Moving away, "a brick bucket" might mean a smaller bucket containing small bricks in a toy-box, or a bigger one containing bigger bricks on a building site, but never a bucket made of brick.
Whether brick in brick house is listed in dictionaries as a noun, adjective, or both (as it currently is) doesn't matter because brick house is classified as a compound noun, unlike plastic bucket.
Once joined with house, brick would act attributively even if it were a verb. For example, take flophouse (or flop-house). It would not be listed as 'flop, v. often attributive 1. to rest one's weary bones...'
That is not the purpose of a dictionary. Its scope is limited, like all things. Parts of speech in a dictionary are group headings, not the POS in any particular context, unless provided in an example sentence.
That being said, the OED lists brick house as a noun formed by compounding brick (adj.) and house (n.).

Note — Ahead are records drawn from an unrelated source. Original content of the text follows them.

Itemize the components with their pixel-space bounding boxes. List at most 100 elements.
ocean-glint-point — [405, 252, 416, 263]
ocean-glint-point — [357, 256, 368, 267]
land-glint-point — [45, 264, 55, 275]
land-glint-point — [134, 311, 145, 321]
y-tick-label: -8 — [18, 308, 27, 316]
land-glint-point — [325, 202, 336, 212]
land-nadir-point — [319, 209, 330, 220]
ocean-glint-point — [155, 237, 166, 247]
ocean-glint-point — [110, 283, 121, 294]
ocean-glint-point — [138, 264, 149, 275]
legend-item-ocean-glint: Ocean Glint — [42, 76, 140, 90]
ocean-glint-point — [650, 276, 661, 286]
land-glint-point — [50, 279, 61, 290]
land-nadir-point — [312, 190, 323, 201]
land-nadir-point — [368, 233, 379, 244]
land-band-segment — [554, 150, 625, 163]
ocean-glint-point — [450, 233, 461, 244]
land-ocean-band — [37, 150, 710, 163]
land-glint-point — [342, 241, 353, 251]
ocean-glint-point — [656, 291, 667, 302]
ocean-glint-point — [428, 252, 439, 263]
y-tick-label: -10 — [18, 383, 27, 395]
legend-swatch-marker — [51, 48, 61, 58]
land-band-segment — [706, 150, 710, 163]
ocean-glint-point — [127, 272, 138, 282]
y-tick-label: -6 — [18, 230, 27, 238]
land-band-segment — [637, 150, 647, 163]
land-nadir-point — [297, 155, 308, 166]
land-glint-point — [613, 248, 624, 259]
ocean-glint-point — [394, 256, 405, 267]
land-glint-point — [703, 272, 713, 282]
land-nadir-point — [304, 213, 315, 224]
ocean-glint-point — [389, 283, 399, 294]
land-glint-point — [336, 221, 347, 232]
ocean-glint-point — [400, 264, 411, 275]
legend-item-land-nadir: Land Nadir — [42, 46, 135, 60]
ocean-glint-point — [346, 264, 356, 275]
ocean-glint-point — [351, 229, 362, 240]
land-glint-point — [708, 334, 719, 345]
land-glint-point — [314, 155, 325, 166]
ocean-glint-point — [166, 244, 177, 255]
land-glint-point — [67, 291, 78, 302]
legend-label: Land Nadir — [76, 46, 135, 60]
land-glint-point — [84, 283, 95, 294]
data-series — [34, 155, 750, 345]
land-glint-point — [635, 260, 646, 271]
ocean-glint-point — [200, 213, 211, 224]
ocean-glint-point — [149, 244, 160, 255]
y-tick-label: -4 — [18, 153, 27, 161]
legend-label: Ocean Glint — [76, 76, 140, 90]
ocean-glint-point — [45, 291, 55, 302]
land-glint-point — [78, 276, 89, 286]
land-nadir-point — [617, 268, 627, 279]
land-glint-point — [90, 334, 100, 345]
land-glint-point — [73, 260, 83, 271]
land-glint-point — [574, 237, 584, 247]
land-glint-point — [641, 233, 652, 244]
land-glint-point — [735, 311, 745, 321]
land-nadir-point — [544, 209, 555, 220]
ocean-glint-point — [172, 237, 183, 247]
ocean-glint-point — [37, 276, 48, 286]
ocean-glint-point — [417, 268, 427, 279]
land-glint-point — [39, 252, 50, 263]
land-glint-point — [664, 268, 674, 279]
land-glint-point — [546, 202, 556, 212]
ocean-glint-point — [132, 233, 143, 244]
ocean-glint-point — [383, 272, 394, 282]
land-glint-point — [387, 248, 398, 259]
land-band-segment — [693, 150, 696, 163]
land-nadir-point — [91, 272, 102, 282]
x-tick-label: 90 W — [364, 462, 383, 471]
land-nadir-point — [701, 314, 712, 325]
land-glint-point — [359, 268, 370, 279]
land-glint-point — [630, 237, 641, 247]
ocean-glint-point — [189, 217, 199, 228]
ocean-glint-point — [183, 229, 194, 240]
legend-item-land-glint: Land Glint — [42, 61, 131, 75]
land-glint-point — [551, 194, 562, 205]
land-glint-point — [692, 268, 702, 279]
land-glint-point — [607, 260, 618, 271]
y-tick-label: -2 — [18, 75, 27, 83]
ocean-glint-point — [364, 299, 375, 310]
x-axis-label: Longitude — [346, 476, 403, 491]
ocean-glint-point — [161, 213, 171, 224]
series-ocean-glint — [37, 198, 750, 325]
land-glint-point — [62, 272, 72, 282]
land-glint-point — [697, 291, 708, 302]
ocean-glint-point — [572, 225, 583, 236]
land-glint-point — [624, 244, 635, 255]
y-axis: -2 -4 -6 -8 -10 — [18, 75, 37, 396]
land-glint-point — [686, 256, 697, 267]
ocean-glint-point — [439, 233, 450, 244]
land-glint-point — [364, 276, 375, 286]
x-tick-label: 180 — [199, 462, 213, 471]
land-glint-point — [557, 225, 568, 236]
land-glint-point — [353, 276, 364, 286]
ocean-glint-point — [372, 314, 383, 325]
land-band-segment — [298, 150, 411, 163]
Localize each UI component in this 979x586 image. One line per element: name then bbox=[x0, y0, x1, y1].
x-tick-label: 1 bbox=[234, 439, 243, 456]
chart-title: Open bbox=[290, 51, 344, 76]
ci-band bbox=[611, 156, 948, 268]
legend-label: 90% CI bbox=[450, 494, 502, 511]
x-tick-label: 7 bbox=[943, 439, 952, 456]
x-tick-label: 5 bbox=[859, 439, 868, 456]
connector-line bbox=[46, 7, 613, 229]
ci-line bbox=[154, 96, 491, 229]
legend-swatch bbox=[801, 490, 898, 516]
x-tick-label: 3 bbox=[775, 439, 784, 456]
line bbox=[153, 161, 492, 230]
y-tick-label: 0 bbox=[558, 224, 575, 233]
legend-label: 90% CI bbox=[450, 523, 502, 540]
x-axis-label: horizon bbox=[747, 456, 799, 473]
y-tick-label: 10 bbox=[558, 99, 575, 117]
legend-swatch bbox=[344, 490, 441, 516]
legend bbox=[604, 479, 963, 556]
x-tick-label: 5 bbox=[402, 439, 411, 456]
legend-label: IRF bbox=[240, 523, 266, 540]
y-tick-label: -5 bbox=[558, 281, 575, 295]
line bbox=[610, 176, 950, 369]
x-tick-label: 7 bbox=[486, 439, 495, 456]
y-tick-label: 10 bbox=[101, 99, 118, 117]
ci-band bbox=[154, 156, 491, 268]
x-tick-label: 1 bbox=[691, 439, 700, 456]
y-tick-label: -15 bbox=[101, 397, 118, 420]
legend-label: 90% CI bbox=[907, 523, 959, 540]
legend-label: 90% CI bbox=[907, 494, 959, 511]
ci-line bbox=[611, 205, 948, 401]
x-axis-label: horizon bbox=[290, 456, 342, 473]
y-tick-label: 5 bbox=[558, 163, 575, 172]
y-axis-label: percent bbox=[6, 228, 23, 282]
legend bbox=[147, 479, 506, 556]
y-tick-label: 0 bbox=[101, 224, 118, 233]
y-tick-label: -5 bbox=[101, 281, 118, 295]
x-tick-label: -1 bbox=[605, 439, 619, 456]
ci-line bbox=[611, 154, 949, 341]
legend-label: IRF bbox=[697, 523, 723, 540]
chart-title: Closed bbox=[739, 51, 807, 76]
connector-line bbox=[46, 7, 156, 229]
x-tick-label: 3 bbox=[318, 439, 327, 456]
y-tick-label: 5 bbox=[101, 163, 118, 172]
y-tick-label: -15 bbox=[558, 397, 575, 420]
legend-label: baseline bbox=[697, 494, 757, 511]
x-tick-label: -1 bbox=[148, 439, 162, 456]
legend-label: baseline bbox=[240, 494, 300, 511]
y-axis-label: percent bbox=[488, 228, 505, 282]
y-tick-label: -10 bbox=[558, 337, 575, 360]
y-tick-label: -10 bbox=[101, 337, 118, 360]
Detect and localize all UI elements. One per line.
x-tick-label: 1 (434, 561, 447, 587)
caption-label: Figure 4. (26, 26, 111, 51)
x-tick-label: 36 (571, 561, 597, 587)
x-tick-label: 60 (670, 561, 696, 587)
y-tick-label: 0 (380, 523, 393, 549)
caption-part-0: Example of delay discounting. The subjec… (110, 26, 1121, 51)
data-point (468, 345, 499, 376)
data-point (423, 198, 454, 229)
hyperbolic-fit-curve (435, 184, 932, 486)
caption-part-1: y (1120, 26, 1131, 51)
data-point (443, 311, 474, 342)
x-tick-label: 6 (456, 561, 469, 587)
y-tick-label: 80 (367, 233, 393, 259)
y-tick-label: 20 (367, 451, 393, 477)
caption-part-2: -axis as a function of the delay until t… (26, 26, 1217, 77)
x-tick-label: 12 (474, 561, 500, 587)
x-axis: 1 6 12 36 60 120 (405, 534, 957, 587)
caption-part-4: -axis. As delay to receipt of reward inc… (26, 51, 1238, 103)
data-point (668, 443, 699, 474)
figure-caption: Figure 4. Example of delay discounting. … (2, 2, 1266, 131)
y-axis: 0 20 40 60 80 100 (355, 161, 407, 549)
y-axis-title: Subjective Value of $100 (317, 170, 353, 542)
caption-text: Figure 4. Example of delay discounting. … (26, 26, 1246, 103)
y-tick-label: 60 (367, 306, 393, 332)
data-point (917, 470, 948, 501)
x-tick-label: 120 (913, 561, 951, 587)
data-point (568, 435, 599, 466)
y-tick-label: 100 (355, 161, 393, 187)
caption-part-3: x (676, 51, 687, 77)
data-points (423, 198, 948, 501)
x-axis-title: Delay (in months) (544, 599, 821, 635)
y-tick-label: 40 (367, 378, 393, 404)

See dictionary excerpt (under First Known Use, brick house n.):
The earliest known use of the noun brick house is in the early 1600s.
OED's earliest evidence for brick house is from 1608, in Coll. Orders & Conditions Vndertakers.
brick house is formed within English, by compounding.
Etymons: brick *adj.*1, house *n.*1
Compound nouns have a combined meaning. Some are far less distinct than others, or less specific, unique, different (all words found online). See following examples:
flop-house/flophouse: a fleabag motel
dog house/doghouse: an enclosed shelter for a dog
livingroom-->living room: generally a larger, more comfortable sitting room for gathering and possibly watching TV
brick house: any house "made of" or constructed with "mostly bricks" (The Three Little Pigs, AI, respectively).
brick house: any house with a brick exterior
brick house: short form of solid brick house (i.e. structural brick; per construction instructor, dept. head, former builder)
brick house: short form of brick veneer house (i.e., not structural brick but laid brick, not tiles; per the general public since the 1960s and builders in the last decade, or earlier)
"Brick House" (by the Commodores, 1977): 'She's a brick...house. She's mighty, mighty...' Somewhat self-explanatory.